ZeroF has advanced the development of PFAS free material solutions through two main chemistries: cellulose based fatty acid esters for packaging applications and silane based organic–inorganic hybrids for textile use. Across the project, workflows in both packaging and textile development followed a shared, structured approach, moving from chemical synthesis and design to formulation, coating application, performance testing, and prototype validation.
Significant progress was achieved in synthesizing biobased and organic–inorganic complexes, as well as developing various biobased waxes. A key outcome is a biobased coating system based on polysaccharide fatty acid esters, optimized through variations in polysaccharides, fatty acid chains, and substitution degrees. For textile applications, water based hybrid coatings have been formulated to increase hydrophobic and oleophobic performance while meeting end use requirements. Laboratory scale results already showed contact angles comparable to PFAS based systems, and larger scale application tests validated it. Oil repellence was evaluated by using typical oils used in daily life to ensure that the developed technology has a viable performance in the selected application.

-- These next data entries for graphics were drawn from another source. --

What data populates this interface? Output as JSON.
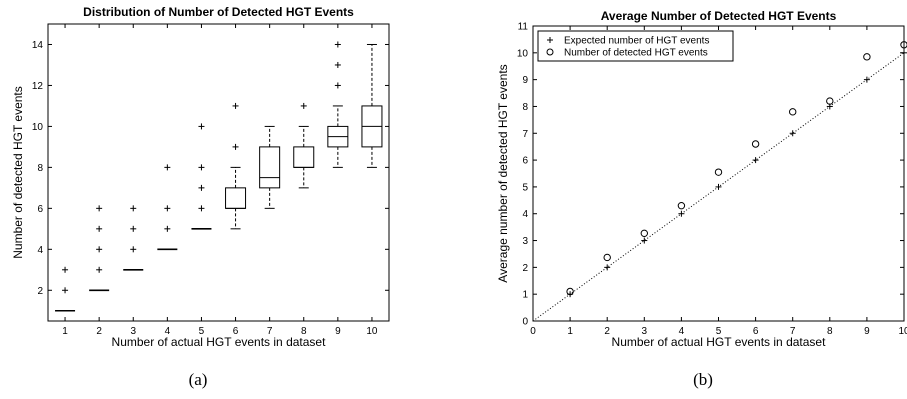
{
  "captions": [
    "(a)",
    "(b)"
  ],
  "chart_data": [
    {
      "type": "box",
      "title": "Distribution of Number of Detected HGT Events",
      "xlabel": "Number of actual HGT events in dataset",
      "ylabel": "Number of detected HGT events",
      "xlim": [
        0.5,
        10.5
      ],
      "ylim": [
        0.5,
        15
      ],
      "x_ticks": [
        1,
        2,
        3,
        4,
        5,
        6,
        7,
        8,
        9,
        10
      ],
      "y_ticks": [
        2,
        4,
        6,
        8,
        10,
        12,
        14
      ],
      "grid": false,
      "boxes": [
        {
          "x": 1,
          "q1": 1,
          "median": 1,
          "q3": 1,
          "whisker_low": 1,
          "whisker_high": 1,
          "outliers": [
            2,
            3
          ]
        },
        {
          "x": 2,
          "q1": 2,
          "median": 2,
          "q3": 2,
          "whisker_low": 2,
          "whisker_high": 2,
          "outliers": [
            3,
            4,
            5,
            6
          ]
        },
        {
          "x": 3,
          "q1": 3,
          "median": 3,
          "q3": 3,
          "whisker_low": 3,
          "whisker_high": 3,
          "outliers": [
            4,
            5,
            6
          ]
        },
        {
          "x": 4,
          "q1": 4,
          "median": 4,
          "q3": 4,
          "whisker_low": 4,
          "whisker_high": 4,
          "outliers": [
            5,
            6,
            8
          ]
        },
        {
          "x": 5,
          "q1": 5,
          "median": 5,
          "q3": 5,
          "whisker_low": 5,
          "whisker_high": 5,
          "outliers": [
            6,
            7,
            8,
            10
          ]
        },
        {
          "x": 6,
          "q1": 6,
          "median": 6,
          "q3": 7,
          "whisker_low": 5,
          "whisker_high": 8,
          "outliers": [
            9,
            11
          ]
        },
        {
          "x": 7,
          "q1": 7,
          "median": 7.5,
          "q3": 9,
          "whisker_low": 6,
          "whisker_high": 10,
          "outliers": []
        },
        {
          "x": 8,
          "q1": 8,
          "median": 8,
          "q3": 9,
          "whisker_low": 7,
          "whisker_high": 10,
          "outliers": [
            11
          ]
        },
        {
          "x": 9,
          "q1": 9,
          "median": 9.5,
          "q3": 10,
          "whisker_low": 8,
          "whisker_high": 11,
          "outliers": [
            12,
            13,
            14
          ]
        },
        {
          "x": 10,
          "q1": 9,
          "median": 10,
          "q3": 11,
          "whisker_low": 8,
          "whisker_high": 14,
          "outliers": []
        }
      ]
    },
    {
      "type": "scatter",
      "title": "Average Number of Detected HGT Events",
      "xlabel": "Number of actual HGT events in dataset",
      "ylabel": "Average number of detected HGT events",
      "xlim": [
        0,
        10
      ],
      "ylim": [
        0,
        11
      ],
      "x_ticks": [
        0,
        1,
        2,
        3,
        4,
        5,
        6,
        7,
        8,
        9,
        10
      ],
      "y_ticks": [
        0,
        1,
        2,
        3,
        4,
        5,
        6,
        7,
        8,
        9,
        10,
        11
      ],
      "grid": false,
      "legend_position": "top-left",
      "series": [
        {
          "name": "Expected number of HGT events",
          "marker": "plus",
          "x": [
            1,
            2,
            3,
            4,
            5,
            6,
            7,
            8,
            9,
            10
          ],
          "y": [
            1,
            2,
            3,
            4,
            5,
            6,
            7,
            8,
            9,
            10
          ]
        },
        {
          "name": "Number of detected HGT events",
          "marker": "circle",
          "x": [
            1,
            2,
            3,
            4,
            5,
            6,
            7,
            8,
            9,
            10
          ],
          "y": [
            1.1,
            2.37,
            3.27,
            4.3,
            5.55,
            6.6,
            7.8,
            8.2,
            9.85,
            10.3
          ]
        }
      ],
      "reference_line": {
        "x": [
          0,
          10
        ],
        "y": [
          0,
          10
        ],
        "style": "dotted"
      }
    }
  ]
}
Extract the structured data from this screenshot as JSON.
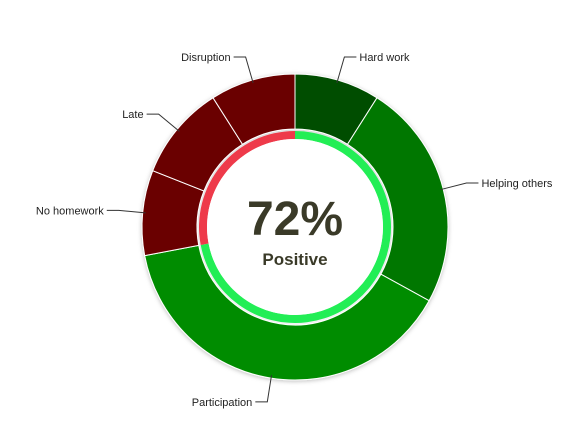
{
  "chart_data": {
    "type": "pie",
    "variant": "donut",
    "categories": [
      "Hard work",
      "Helping others",
      "Participation",
      "No homework",
      "Late",
      "Disruption"
    ],
    "values": [
      9,
      24,
      39,
      9,
      10,
      9
    ],
    "colors": [
      "#004d00",
      "#007700",
      "#008c00",
      "#6b0000",
      "#6b0000",
      "#6b0000"
    ],
    "center_value": "72%",
    "center_label": "Positive",
    "inner_ring": {
      "positive_fraction": 0.72,
      "positive_color": "#22ee55",
      "negative_color": "#ee3a4a"
    },
    "title": "",
    "legend": "none"
  }
}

On the packaging side, several batches of the optimized coating system were produced and shared between partners enabling different tests. New powder coating and dry coating processes were established, yielding promising results for water vapor barrier properties and Cobb performance, as well as enhanced oil barrier and KIT values. Parallel studies on biowaxes in wet processes clarified their role in both coatings and wet end additions.
Throughout the project, collaboration among partners has been essential, ensuring efficient sharing of materials, coating batches, and data. The consortium also initiated full implementation cycle of the Safe and Sustainable by Design (SSbD) framework. This included environmental impact assessment via LCA, Life Cycle Costing, and Environmental Footprint methods, alongside toxicological evaluation grounded in regulatory mapping and Green Toxicology principles.
Computational modelling supported predictions of toxicological behaviour and performance, reducing the need for in vitro testing and supporting future certification and regulatory preparedness. All safety, sustainability, and performance data are integrated into the eNanoMapper FAIR database to ensure long term accessibility and reusability. In addition, the project developed SSbD models aligned with the European Commission’s recommended framework, ensuring adaptability to sectors beyond packaging and textiles.
Pilot scale activities included trials with 3D packaging, 3D textiles, and roll to roll upholstery fabrics. Continuous SSbD assessment, stakeholder engagement, certification planning, and dissemination activities have contributed to the project’s broader policy relevance, supporting the Green Deal, Chemicals Strategy for Sustainability, Zero Pollution, and the Circular Economy objectives.